If you do not plan and execute your reviews properly though, they can feel less than productive — both for you and for the employee. The question is, how do you get maximum value out of your employee review process?

Make it about more than money

Typically, employers hold annual reviews where they go over an employee’s recent performance, but also discuss possible pay increases and bonuses. This is a mistake, however, because it means the employee is likely only going to be listening for dollar amounts — not necessarily engaging with the more substantive aspects of the performance review.

Get more engagement here by making the salary discussion and the performance review two separate events, held on two separate days at different points in the year.

Have an honest conversation

Ultimately, if you’re not honest in the appraisal you give — if you pull your punches to avoid confrontation — you’re essentially just wasting everyone’s time. Tact and diplomacy are critical, but so is candor.

With that said, you don’t necessarily want to be lecturing your employees. Make it conversational. Allow your employees to respond to potential criticisms, and keep your mind open to their side of things.

More than anything else, you want to avoid making the performance review about numbers or grades.

Keep it a conversation about real issues — ways to build on strengths and correct weaknesses. Simply telling the employee she has a B in one area and a D in another area is not a constructive way to facilitate conversation and problem-solving.

Listen to the employee

Make sure you’re not doing all the talking in the review. In fact, it is often effective to ask the employee to review his or her own performance, and to provide you with a viewpoint you might not have considered.
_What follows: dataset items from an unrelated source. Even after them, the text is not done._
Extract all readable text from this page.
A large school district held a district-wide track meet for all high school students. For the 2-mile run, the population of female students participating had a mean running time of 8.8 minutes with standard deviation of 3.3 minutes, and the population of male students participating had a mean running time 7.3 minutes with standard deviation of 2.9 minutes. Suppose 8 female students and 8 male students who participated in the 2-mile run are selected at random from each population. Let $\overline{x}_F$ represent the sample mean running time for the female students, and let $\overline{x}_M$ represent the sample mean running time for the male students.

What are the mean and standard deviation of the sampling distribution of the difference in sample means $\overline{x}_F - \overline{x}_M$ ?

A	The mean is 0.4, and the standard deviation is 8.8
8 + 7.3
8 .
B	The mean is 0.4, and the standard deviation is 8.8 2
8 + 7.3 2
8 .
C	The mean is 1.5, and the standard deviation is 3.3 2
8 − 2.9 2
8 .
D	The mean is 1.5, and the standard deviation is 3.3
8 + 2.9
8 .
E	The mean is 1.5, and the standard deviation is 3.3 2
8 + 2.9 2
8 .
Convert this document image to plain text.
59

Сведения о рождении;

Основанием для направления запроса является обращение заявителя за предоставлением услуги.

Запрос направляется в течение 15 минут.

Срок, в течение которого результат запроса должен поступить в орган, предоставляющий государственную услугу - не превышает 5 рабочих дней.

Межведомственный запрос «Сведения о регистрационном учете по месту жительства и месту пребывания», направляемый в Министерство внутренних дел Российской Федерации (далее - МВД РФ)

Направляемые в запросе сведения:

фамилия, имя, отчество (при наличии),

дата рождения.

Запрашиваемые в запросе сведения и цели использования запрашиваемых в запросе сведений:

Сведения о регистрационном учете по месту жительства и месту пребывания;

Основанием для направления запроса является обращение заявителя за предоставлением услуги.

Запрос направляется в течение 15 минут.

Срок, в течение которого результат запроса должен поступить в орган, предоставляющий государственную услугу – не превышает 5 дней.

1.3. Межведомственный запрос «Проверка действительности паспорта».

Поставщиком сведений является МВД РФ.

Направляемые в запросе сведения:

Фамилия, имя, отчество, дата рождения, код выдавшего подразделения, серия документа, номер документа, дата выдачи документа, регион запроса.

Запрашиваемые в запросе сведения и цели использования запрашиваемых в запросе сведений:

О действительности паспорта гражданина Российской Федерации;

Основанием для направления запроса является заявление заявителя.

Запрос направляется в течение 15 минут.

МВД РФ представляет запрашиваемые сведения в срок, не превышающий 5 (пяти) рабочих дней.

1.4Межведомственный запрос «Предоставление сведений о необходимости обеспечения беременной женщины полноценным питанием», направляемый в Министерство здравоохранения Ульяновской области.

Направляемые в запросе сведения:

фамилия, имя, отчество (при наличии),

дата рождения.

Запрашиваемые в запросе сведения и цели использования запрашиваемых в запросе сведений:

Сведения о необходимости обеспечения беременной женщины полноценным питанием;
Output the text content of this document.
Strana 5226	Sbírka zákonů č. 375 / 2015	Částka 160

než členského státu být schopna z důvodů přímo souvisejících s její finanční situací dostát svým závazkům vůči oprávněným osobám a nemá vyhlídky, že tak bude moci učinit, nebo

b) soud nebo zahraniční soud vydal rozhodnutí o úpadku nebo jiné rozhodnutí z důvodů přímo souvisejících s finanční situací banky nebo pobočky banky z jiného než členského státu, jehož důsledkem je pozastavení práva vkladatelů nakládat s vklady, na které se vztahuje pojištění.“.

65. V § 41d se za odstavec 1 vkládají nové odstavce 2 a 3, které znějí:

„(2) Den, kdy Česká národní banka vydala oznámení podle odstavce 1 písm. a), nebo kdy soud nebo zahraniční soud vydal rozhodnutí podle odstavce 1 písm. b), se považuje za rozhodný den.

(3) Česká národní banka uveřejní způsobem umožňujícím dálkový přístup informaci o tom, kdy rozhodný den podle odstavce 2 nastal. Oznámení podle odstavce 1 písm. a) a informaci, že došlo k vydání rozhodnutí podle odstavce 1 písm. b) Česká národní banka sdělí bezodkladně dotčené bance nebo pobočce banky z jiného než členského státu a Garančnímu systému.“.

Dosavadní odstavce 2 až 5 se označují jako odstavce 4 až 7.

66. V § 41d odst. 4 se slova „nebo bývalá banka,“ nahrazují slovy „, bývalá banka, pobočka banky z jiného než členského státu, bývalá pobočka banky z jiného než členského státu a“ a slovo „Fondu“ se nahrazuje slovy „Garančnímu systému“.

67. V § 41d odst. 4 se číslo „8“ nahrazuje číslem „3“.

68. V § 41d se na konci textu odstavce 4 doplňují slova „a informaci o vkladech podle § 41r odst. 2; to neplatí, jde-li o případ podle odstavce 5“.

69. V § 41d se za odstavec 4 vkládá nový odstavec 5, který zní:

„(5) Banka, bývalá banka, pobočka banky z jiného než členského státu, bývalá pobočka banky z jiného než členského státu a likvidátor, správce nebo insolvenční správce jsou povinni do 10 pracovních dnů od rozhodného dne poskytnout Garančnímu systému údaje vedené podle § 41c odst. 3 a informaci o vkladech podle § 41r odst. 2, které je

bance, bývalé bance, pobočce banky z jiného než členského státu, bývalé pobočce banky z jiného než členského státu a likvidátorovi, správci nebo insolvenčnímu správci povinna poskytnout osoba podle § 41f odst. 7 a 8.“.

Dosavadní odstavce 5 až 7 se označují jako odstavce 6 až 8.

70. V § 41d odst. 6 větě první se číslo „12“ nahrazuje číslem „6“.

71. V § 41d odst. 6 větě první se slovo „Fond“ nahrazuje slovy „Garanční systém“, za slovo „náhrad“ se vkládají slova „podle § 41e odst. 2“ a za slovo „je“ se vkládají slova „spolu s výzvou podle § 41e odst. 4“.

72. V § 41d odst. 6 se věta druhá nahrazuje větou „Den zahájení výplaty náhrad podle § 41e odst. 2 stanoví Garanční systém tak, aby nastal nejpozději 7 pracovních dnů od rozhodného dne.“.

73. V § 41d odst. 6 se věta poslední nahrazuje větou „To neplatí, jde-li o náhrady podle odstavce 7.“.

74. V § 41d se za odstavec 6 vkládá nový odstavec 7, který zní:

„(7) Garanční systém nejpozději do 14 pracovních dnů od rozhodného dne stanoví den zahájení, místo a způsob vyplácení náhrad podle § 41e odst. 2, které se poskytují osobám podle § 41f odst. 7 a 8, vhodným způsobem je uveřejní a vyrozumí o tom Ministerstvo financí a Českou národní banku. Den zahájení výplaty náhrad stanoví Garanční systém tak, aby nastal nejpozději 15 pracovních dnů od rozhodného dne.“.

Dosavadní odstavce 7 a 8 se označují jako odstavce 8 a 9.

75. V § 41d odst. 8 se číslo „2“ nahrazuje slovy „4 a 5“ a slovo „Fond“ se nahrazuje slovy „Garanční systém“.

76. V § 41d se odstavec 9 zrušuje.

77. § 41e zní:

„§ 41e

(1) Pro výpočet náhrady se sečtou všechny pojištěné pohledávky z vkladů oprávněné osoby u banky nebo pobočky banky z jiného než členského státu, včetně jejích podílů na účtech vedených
You can also turn the tables by asking the employee for any potential feedback on your management style and on the direction of the company as a whole. The important thing here — and sometimes the difficult one — is to be open to feedback. That doesn’t mean you have to implement the suggestions your employee offers, but you do need to hear them out without growing defensive.

Don’t arrive unready

Above all else, though, be prepared. Don’t show up to the review without some notes, data (where applicable), and a good idea of what you hope to accomplish during the review. Show your employees that you are invested in the review process — and by extension, invested in them.